Esses processos respeitavam a vários clubes, incluindo os "três grandes", e um dos motivos das suspeitas era que haveria contratos de direitos de imagem de alguns jogadores (não identificados nos documentos do "Football Leaks" a que o Expresso teve acesso) que teriam sido firmados propositadamente para efeitos fiscais, à semelhança do que ocorreu com Cristiano Ronaldo e outros antigos futebolistas do Real Madrid, mas também em diversos outros clubes de futebol europeus.

A estratégia adotada em vários clubes ao longo de anos era pagar uma parte da remuneração dos jogadores como direitos de imagem e não como salário, uma vez que se esses direitos de imagem fossem pagos a uma determinada empresa (e não diretamente ao jogador) ficariam isentos da tributação em sede de IRS e também não pagariam Segurança Social.

O risco de o Sporting ser agora alvo de novos processos relativamente aos sete futebolistas identificados na auditoria da Baker Tilly é elevado, tendo em conta a atenção que nos últimos anos a Autoridade Tributária tem dado aos negócios do futebol, e considerando que o fisco pode impor a correção das declarações fiscais das empresas dos últimos cinco anos.

Em causa 2,8 milhões de euros

No conjunto dos sete jogadores identificados, o Sporting pagou entre 2014 e 2018 um total de 2,8 milhões de euros em direitos de imagem (o pico ocorreu na temporada de 2016, com um gasto de 916 mil euros).

Daquele montante, destacam-se 455 mil euros de direitos de imagem pagos à empresa Starmon Holding (ligada a Freddy Montero) em 2013/2014, outros 565 mil euros pagos na época seguinte e 324 mil euros em 2015/2016.

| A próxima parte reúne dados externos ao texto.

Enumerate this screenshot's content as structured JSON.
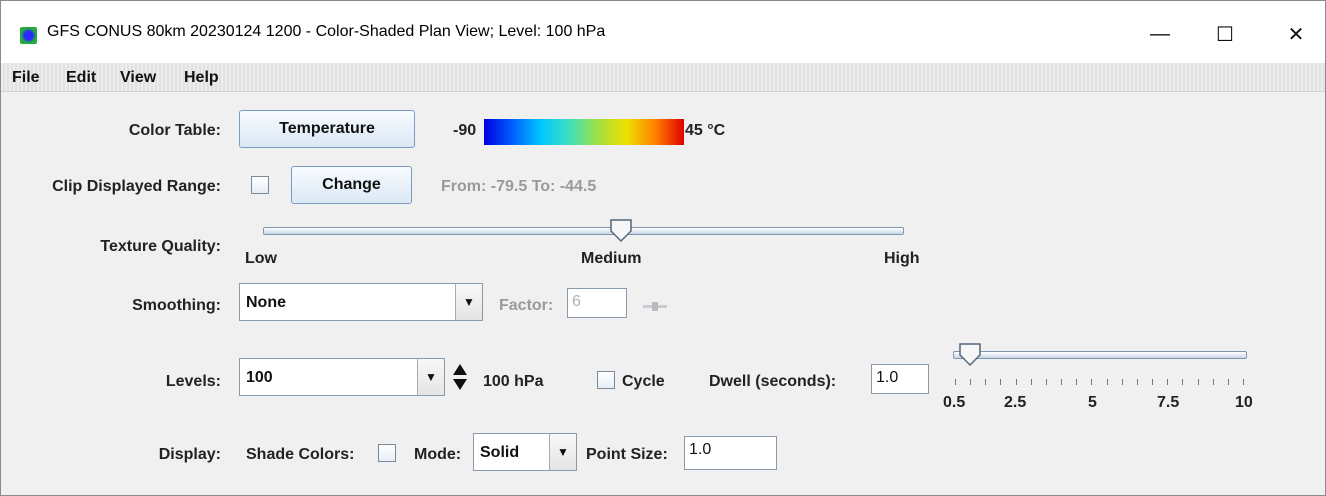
{
  "window": {
    "title": "GFS CONUS 80km 20230124 1200 - Color-Shaded Plan View; Level: 100 hPa",
    "minimize": "—",
    "maximize": "☐",
    "close": "✕"
  },
  "menu": [
    "File",
    "Edit",
    "View",
    "Help"
  ],
  "color_table": {
    "label": "Color Table:",
    "button": "Temperature",
    "min": "-90",
    "max": "45 °C",
    "gradient_colors": [
      "#0000e0",
      "#0060ff",
      "#00c8ff",
      "#40e0c0",
      "#a0e040",
      "#f0e000",
      "#ff8000",
      "#e00000"
    ]
  },
  "clip": {
    "label": "Clip Displayed Range:",
    "checked": false,
    "button": "Change",
    "range_text": "From: -79.5 To: -44.5"
  },
  "texture": {
    "label": "Texture Quality:",
    "low": "Low",
    "medium": "Medium",
    "high": "High",
    "value_fraction": 0.56
  },
  "smoothing": {
    "label": "Smoothing:",
    "value": "None",
    "factor_label": "Factor:",
    "factor_value": "6"
  },
  "levels": {
    "label": "Levels:",
    "value": "100",
    "unit_text": "100 hPa",
    "cycle_label": "Cycle",
    "cycle_checked": false,
    "dwell_label": "Dwell (seconds):",
    "dwell_value": "1.0",
    "dwell_ticks": [
      "0.5",
      "2.5",
      "5",
      "7.5",
      "10"
    ],
    "dwell_slider_value": 1.0
  },
  "display": {
    "label": "Display:",
    "shade_label": "Shade Colors:",
    "shade_checked": false,
    "mode_label": "Mode:",
    "mode_value": "Solid",
    "point_size_label": "Point Size:",
    "point_size_value": "1.0"
  }
}
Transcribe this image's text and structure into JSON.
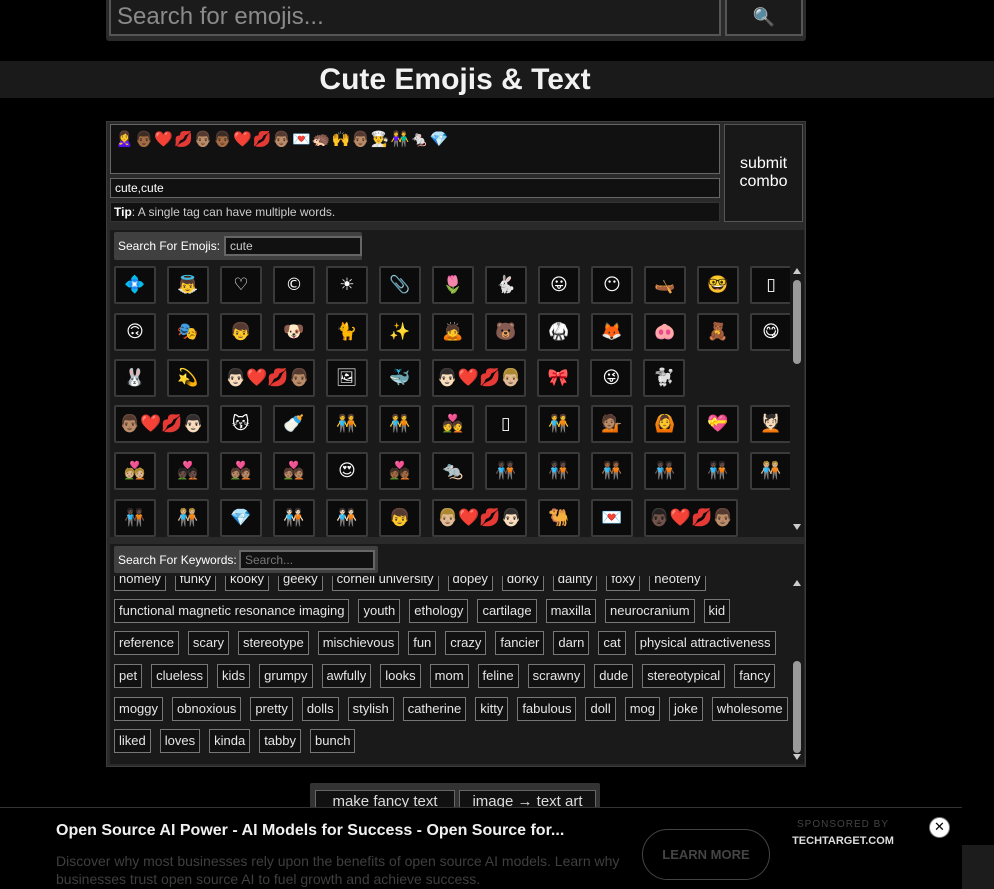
{
  "search": {
    "placeholder": "Search for emojis...",
    "button_icon": "🔍"
  },
  "page_title": "Cute Emojis & Text",
  "combo": {
    "emojis": "🙎‍♀️👨🏾❤️💋👨🏽👨🏾❤️💋👨🏽💌🦔🙌👨🏽👨‍🍳👫🐁💎",
    "tags_value": "cute,cute",
    "tip_label": "Tip",
    "tip_text": ": A single tag can have multiple words.",
    "submit_label": "submit combo"
  },
  "emoji_search": {
    "label": "Search For Emojis:",
    "value": "cute"
  },
  "emoji_rows": [
    [
      "💠",
      "👼",
      "♡",
      "©",
      "☀",
      "📎",
      "🌷",
      "🐇",
      "😛",
      "😶",
      "🛶",
      "🤓",
      "▯",
      "🐱"
    ],
    [
      "🙃",
      "🎭",
      "👦",
      "🐶",
      "🐈",
      "✨",
      "🙇",
      "🐻",
      "🥋",
      "🦊",
      "🐽",
      "🧸",
      "😋"
    ],
    [
      "🐰",
      "💫",
      "👨🏻❤️💋👨🏽",
      "🖼",
      "🐳",
      "👨🏻❤️💋👨🏼",
      "🎀",
      "😜",
      "🐩"
    ],
    [
      "👨🏽❤️💋👨🏻",
      "😽",
      "🍼",
      "🧑‍🤝‍🧑",
      "🧑‍🤝‍🧑",
      "💑",
      "▯",
      "🧑‍🤝‍🧑",
      "💁🏽",
      "🙆",
      "💝",
      "💆🏻"
    ],
    [
      "💑🏼",
      "💑🏿",
      "💑🏽",
      "💑🏽",
      "😍",
      "💑🏾",
      "🐀",
      "🧑🏿‍🤝‍🧑🏿",
      "🧑🏿‍🤝‍🧑🏿",
      "🧑🏾‍🤝‍🧑🏾",
      "🧑🏿‍🤝‍🧑🏿",
      "🧑🏿‍🤝‍🧑🏿",
      "🧑🏼‍🤝‍🧑🏼"
    ],
    [
      "🧑🏿‍🤝‍🧑🏿",
      "🧑🏼‍🤝‍🧑🏼",
      "💎",
      "🧑🏻‍🤝‍🧑🏻",
      "🧑🏻‍🤝‍🧑🏻",
      "👦",
      "👨🏼❤️💋👨🏻",
      "🐫",
      "💌",
      "👨🏿❤️💋👨🏽"
    ]
  ],
  "keyword_search": {
    "label": "Search For Keywords:",
    "placeholder": "Search..."
  },
  "keyword_rows": [
    [
      "homely",
      "funky",
      "kooky",
      "geeky",
      "cornell university",
      "dopey",
      "dorky",
      "dainty",
      "foxy",
      "neoteny"
    ],
    [
      "functional magnetic resonance imaging",
      "youth",
      "ethology",
      "cartilage",
      "maxilla",
      "neurocranium",
      "kid"
    ],
    [
      "reference",
      "scary",
      "stereotype",
      "mischievous",
      "fun",
      "crazy",
      "fancier",
      "darn",
      "cat",
      "physical attractiveness"
    ],
    [
      "pet",
      "clueless",
      "kids",
      "grumpy",
      "awfully",
      "looks",
      "mom",
      "feline",
      "scrawny",
      "dude",
      "stereotypical",
      "fancy"
    ],
    [
      "moggy",
      "obnoxious",
      "pretty",
      "dolls",
      "stylish",
      "catherine",
      "kitty",
      "fabulous",
      "doll",
      "mog",
      "joke",
      "wholesome"
    ],
    [
      "liked",
      "loves",
      "kinda",
      "tabby",
      "bunch"
    ]
  ],
  "bottom_tabs": [
    "make fancy text",
    "image → text art"
  ],
  "ad": {
    "title": "Open Source AI Power - AI Models for Success - Open Source for...",
    "description": "Discover why most businesses rely upon the benefits of open source AI models. Learn why businesses trust open source AI to fuel growth and achieve success.",
    "cta": "LEARN MORE",
    "sponsored_label": "SPONSORED BY",
    "brand": "TECHTARGET.COM",
    "close_icon": "✕"
  }
}
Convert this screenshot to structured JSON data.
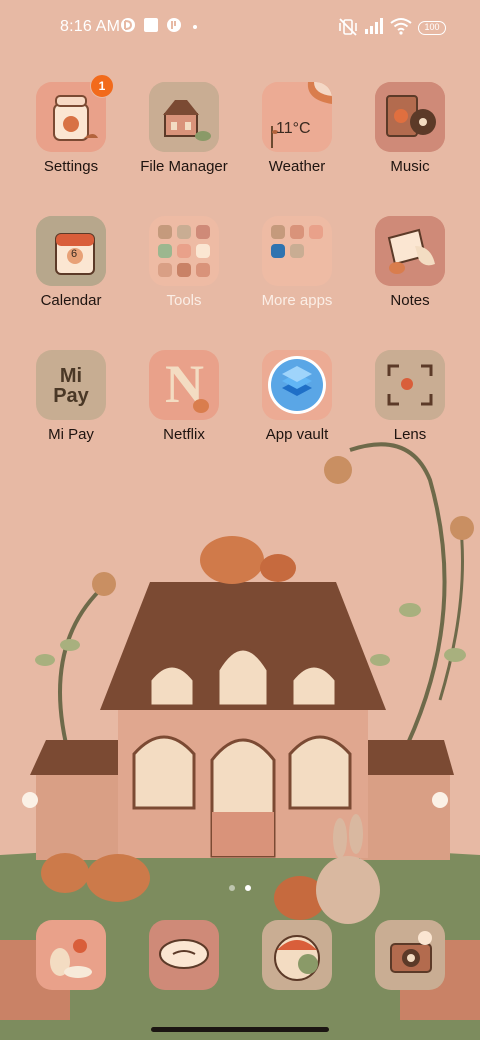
{
  "status_bar": {
    "time": "8:16 AM",
    "battery": "100",
    "icons": [
      "app-notification-icon",
      "square-notification-icon",
      "app-notification-icon",
      "small-dot-icon",
      "vibrate-off-icon",
      "signal-icon",
      "wifi-icon",
      "battery-icon"
    ]
  },
  "apps": [
    {
      "label": "Settings",
      "badge": "1"
    },
    {
      "label": "File Manager"
    },
    {
      "label": "Weather",
      "temperature": "11°C"
    },
    {
      "label": "Music"
    },
    {
      "label": "Calendar",
      "date": "6"
    },
    {
      "label": "Tools"
    },
    {
      "label": "More apps"
    },
    {
      "label": "Notes"
    },
    {
      "label": "Mi Pay",
      "icon_text": "Mi Pay"
    },
    {
      "label": "Netflix",
      "icon_text": "N"
    },
    {
      "label": "App vault"
    },
    {
      "label": "Lens"
    }
  ],
  "dock": [
    "bunny-flower-icon",
    "leaf-card-icon",
    "bird-icon",
    "camera-icon"
  ],
  "page_indicator": {
    "count": 2,
    "active": 2
  },
  "colors": {
    "wallpaper": "#e7b9a4",
    "ground": "#7d8c5e",
    "badge": "#f26a1b",
    "roof": "#7b4a33"
  }
}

O segundo maior contrato de direitos de imagem no Sporting dizia respeito a Bryan Ruiz, que através da empresa Image Rights recebeu um total de 750 mil euros em três temporadas, correspondentes a um terço do valor global do seu contrato.

Outras jogadas fiscais

Os direitos de imagem não são a única questão para a qual a auditoria chama a atenção no plano das contingências fiscais. A Baker Tilly também assinala que o contrato com a empresa Octávio Machado Unipessoal, Lda, para a época 2015/2016, pode levar o fisco a concluir que não se tratou de uma prestação de serviços, mas antes de uma relação de trabalho efetiva e continuada, o que pode levar o Estado a reclamar ao Sporting uma correção em matéria de IRS e de Segurança Social.

Além dos pagamentos a Otávio Machado, a auditoria aponta o contrato do jogador Marcos Acuña. A Baker Tilly nota que a Sporting SAD acordou pagar ao Racing 3,3 milhões de euros além do valor da compra dos direitos económicos. Segundo a auditoria, o clube de Alvalade esclareceu que este extra foi "uma imposição do Racing, para obter um melhor planeamento fiscal daquela entidade".